There's a lot of disagreement about what "agent" means. As far as I can tell it is the same as AI chat, but with a really long response time.
It's funny how things have evolved. The modern tech stack is so inefficient at providing solutions that people grab and hold on to code gen as some kind of magic machine. We have gone from pragmatic, fast and stable foundation systems that could be extended by some small snippets of code (Drupal), RAD systems (Delphi, Visual Basic) where you could drop some components and some lines of code on a form to create functionality to some of the most verbose and ugly things that have ever reared its head (React, Angular, home-made REST systems - instead of SOAP). Less code is better. The code generated today using vibe coding won't be looked back upon. It's like fast fashion. Throw it in the trash.
This tracks my experience, though I haven't gone into the "swarm" approach. One thing I don't think gets enough discussion is:

> The cognitive load of this new state was immense. After about three hours of intense orchestration, I would feel completely burnt.

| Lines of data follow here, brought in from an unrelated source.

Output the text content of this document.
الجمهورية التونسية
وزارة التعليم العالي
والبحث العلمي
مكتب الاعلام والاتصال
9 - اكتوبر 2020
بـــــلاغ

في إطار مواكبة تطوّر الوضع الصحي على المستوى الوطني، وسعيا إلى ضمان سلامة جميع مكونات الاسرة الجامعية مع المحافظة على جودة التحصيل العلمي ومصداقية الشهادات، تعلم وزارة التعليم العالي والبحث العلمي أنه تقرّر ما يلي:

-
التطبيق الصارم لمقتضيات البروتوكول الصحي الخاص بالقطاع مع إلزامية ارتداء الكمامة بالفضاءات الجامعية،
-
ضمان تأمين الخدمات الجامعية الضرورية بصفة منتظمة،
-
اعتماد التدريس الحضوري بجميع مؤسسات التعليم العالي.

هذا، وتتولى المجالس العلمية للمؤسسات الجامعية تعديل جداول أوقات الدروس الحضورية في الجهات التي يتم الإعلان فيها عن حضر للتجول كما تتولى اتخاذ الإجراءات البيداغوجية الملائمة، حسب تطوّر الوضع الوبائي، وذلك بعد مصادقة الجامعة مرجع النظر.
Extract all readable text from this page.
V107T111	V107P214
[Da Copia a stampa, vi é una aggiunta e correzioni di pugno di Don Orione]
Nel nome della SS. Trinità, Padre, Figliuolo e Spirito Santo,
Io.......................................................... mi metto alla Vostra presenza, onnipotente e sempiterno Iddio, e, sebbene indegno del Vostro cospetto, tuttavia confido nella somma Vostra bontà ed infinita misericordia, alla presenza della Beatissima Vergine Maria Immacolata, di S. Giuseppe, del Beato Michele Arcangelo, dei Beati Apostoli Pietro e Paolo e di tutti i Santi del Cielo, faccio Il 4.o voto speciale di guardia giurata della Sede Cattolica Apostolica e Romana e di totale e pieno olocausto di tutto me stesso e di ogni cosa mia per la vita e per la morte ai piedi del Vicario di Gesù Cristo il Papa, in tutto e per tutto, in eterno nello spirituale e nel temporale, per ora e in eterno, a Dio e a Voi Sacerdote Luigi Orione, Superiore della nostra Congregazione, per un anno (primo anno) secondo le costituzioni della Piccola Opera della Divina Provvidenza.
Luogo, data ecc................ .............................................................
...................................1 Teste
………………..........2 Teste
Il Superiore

I definitely feel that. It's like the job becomes solely architecting the system (not terrible) but you still need to hold the entire program in your head (deeply taxing) while it is updated by a 1,000 tiny cuts which can dislodge your mental model... and then you are screwed. It is important center yourself from time to time and ensure you are on solid ground. The best way to do that is to give things a minute to sink in. Unless I am boilerplating everything, I don't WANT to go faster.

In general, I don't have a lot of desire to go down this orchestrator path. Maybe once tooling and things settle down a bit it can be helpful at times, but usually I get more value from letting things breathe, especially if there are structural changes or new ideas that bubble up and need to be considered.

Before LLMs, I would never re-architect on the fly, but I am more willing to make structural changes mid-flight now because it is so costless. Things I used to architect "good enough" (with a plan to revise in 12 months now) can be done precisely right the first time after going halfway down a path then noodling on it for an a day or so.

This is "Not the Way to Architect," but it sure is an effective way to go from idea -> complete.

I feel this tax on my energy also, and I think proper response is to take a lot more breaks instead of consider myself the bottleneck implying that now I must manage a swarm.
If anyone has links to maintaining a vibe coded (meaning you trust the LLM to some level as opposed to giving it a thorough review) product over a long period of time I’d love to see that! As is it’s always like this - lines of code, test coverage %, # of commits, etc. Metrics higher ups and others who don’t really know how to measure quality software love to point too. The only metric that’s reliable is the code, but that’s not often shared for projects done this way. And when they are, they don’t live up to the hype.

I’m not claiming vibe coded projects don’t have a place. I’m skeptical that using English prompts can build a maintainable code base as well as using a programming language.

Who tested your “product?” I want to hear from the adult in the room, please.

Test report or it didn’t happen.

Of those 800+ commits, how many were for the prompt progress capture as compared to the actual code? It also feels contradictory to state something was both "production ready" and in the next sentence say "respectable alpha version". To my mind at least the two are very different levels of completion.
Semantics I think. There are production ready alpha releases, and totally unsecured prototype or WIP versions of software.